Ed Hazael disse: Ma che cosa è pure il tuo servitore, che non è altro che un cane, per fare queste gran cose? Ed Eliseo disse: Il Signore mi ha fatto vedere che tu sarai re sopra la Siria.
Ed Hazael si partì d'appresso Eliseo, e venne al suo signore. Ed esso gli disse: Che ti ha detto Eliseo? Ed egli disse: Egli mi ha detto che per certo tu guarirai.
E il giorno appresso, Hazael prese una coverta da letto, e tuffatala nell'acqua, la distese sopra la faccia di Ben-hadad, onde egli morì; ed Hazael regnò in luogo suo.
ORA, l'anno quinto di Gioram, figliuolo di Achab, re d'Israele, essendo Giosafat ancora re di Giuda, Gioram, figliuolo di Giosafat, re di Giuda, cominciò a regnare sopra Giuda.
E camminò per la via dei re d'Israele, come la casa di Achab avea fatto; perciocchè egli avea la figliuola di Achab per moglie; e fece ciò che dispiace al Signore.
Ma pure, per amor di Davide, suo servitore, il Signore non volle distruggere Giuda, secondo ch'egli avea detto a Davide, che sempre gli darebbe una lampana accesa d'infra i suoi figliuoli.
Perciò Gioram passò in Seir, con tutti i carri; e avvenne una notte, ch'egli si levò, e percosse gl'Idumei che l'aveano intorniato, e i capitani de' carri. E il popolo fuggì alle sue stanze.
E nondimeno gl'Idumei son perseverati nella lor ribellione dall'ubbidienza di Giuda, fino a questo giorno. In quello stesso tempo Libna ancora si ribellò.
Ora, quant'è al rimanente de' fatti di Gioram, e tutto quello ch'egli fece; queste cose non sono esse scritte nel libro delle Croniche dei re di Giuda?
E Gioram giacque co' suoi padri, e fu seppellito co' suoi padri nella Città di Davide. E Achazia, suo figliuolo, regnò in luogo suo.

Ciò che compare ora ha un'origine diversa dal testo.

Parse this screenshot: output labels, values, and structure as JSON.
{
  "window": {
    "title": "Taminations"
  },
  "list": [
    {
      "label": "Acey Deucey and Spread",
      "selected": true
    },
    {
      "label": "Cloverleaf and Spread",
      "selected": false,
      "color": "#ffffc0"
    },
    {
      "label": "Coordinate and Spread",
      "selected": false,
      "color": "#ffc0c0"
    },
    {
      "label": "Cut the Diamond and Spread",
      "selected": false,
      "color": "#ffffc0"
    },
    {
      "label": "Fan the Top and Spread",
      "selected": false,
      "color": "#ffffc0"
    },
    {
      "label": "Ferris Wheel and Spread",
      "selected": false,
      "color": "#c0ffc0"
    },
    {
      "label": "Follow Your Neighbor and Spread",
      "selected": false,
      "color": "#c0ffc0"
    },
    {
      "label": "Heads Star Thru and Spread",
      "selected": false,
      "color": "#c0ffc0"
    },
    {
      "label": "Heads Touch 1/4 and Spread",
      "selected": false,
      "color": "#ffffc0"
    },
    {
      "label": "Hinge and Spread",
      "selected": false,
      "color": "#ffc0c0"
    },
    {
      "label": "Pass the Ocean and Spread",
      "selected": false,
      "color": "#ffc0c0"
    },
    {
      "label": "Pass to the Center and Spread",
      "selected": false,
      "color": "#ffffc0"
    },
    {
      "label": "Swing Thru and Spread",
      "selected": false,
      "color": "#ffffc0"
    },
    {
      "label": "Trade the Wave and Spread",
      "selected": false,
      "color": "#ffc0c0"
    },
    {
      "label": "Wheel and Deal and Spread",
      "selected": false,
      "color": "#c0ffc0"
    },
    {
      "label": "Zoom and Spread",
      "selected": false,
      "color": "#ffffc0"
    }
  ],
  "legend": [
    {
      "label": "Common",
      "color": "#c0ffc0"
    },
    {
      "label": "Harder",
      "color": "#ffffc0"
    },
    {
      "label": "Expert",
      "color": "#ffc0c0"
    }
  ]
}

L'anno duodecimo di Gioram, figliuolo di Achab, re d'Israele, Achazia, figliuolo di Gioram, re di Giuda, cominciò a regnare.
Achazia era d'età di ventidue anni, quando cominciò a regnare; e regnò un anno in Gerusalemme. E il nome di sua madre era Atalia, figliuola di Omri, re d'Israele.
Ed egli camminò per la via della casa di Achab, e fece quello che dispiace al Signore, come la casa di Achab; perciocchè egli era genero della casa di Achab.
Ed egli andò con Gioram, figliuolo di Achab, alla guerra contro ad Hazael, re di Siria, in Ramot di Galaad; ed i Siri ferirono Gioram.